Makassar
"Losari au coucher du soleil, c'est toute la ville qui joue les loisirs en même temps — et ça s'avère être une chose spectaculaire à regarder."
La ville portuaire qui ressemble encore à une ville portuaire
Makassar est un hub commercial depuis au moins le XVIIe siècle, quand le Sultanat de Gowa en fit l’un des entrepôts les plus importants d’Asie du Sud-Est. Les Hollandais sont arrivés, ont construit Fort Rotterdam — initialement en 1545, substantiellement reconstruit après 1667 — et la ville n’a jamais tout à fait perdu l’agitation cosmopolite d’un endroit où les marchandises et les gens ont toujours été en transit. Je suis arrivé en bus de nuit depuis Tana Toraja avec la fatigue qui fait de n’importe quel petit-déjeuner un cadeau, et la ville m’a absorbé sans cérémonie. Il y a une facilité, une ouverture pratiquée que les vieilles villes commerçantes ont souvent une fois qu’on dépasse le bruit de surface.

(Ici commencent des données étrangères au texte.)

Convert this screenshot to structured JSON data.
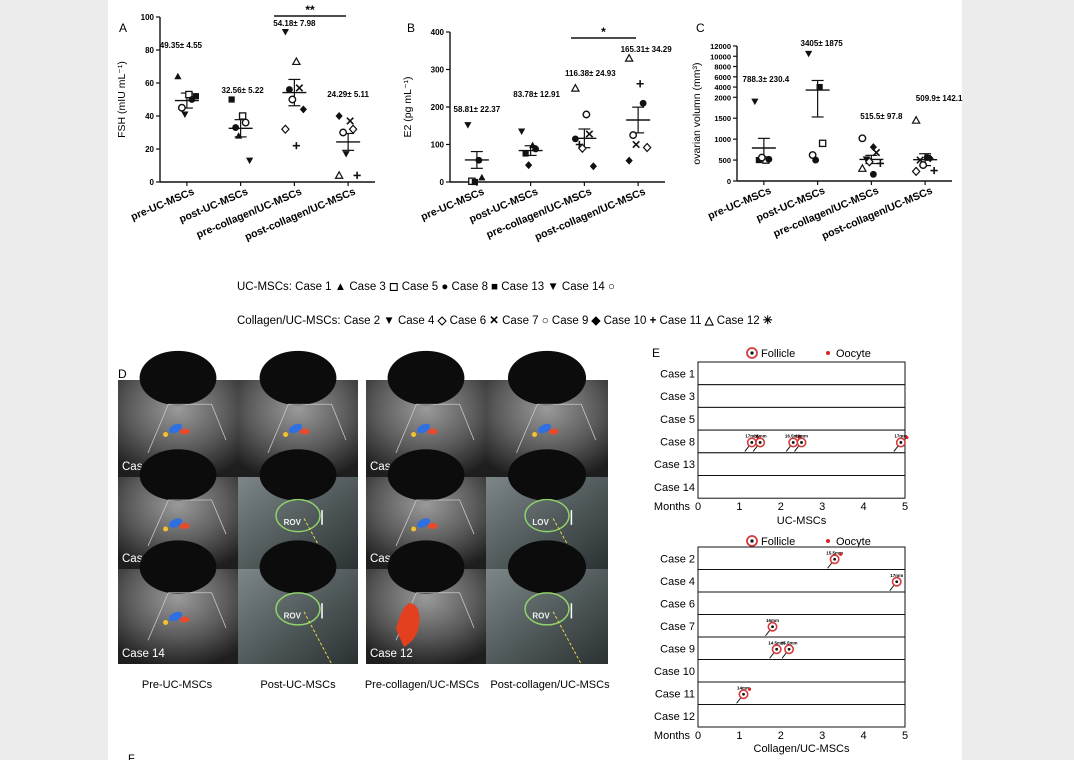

Fort Rotterdam au crépuscule
Le fort hollandais est sur le front de mer, ses murs encore largement intacts après presque quatre siècles, et la taille de la cour intérieure vous surprend — on s’attend à quelque chose de plus petit pour un avant-poste colonial. Les bâtiments à l’intérieur abritent un musée d’histoire documentant le Sultanat de Gowa, le commerce des épices et la tradition maritime bugis avec un mélange d’artefacts authentiques et de choix d’exposition occasionnellement perplexes que les musées provinciaux indonésiens ont élevé à une subtile forme d’art. Au crépuscule la lumière attrape les murs en corail — ils ont construit en corail local, de la couleur de l’os séché — d’une façon qui rend la structure à la fois plus ancienne et plus fragile qu’elle ne l’est vraiment. Je suis resté jusqu’à ce que les gardiens suggèrent que c’était l’heure de partir.
Losari et le rituel du coucher de soleil
La plage Losari est moins une plage qu’un boulevard — une longue promenade en bord de mer où toute la ville semble se réunir au coucher de soleil pour manger du pisang epe (banane grillée aplatie servie avec du sucre brun et du fromage, ce qui semble inquiétant et a un goût entièrement correct) et regarder le soleil plonger dans le détroit de Makassar. C’est bondé. C’est bruyant. Les vendeurs se disputent les clients avec une joyeuse agressivité et des enfants courent entre les jambes des adultes sur le muret de la promenade. Je l’ai trouvé énormément vivant de la façon dont les villes qui sont elles-mêmes en public sont vivantes. Il y a un plaisir particulier à regarder les habitants d’un endroit jouer leurs propres loisirs à grande échelle, sans aucun intérêt pour le fait qu’on les regarde.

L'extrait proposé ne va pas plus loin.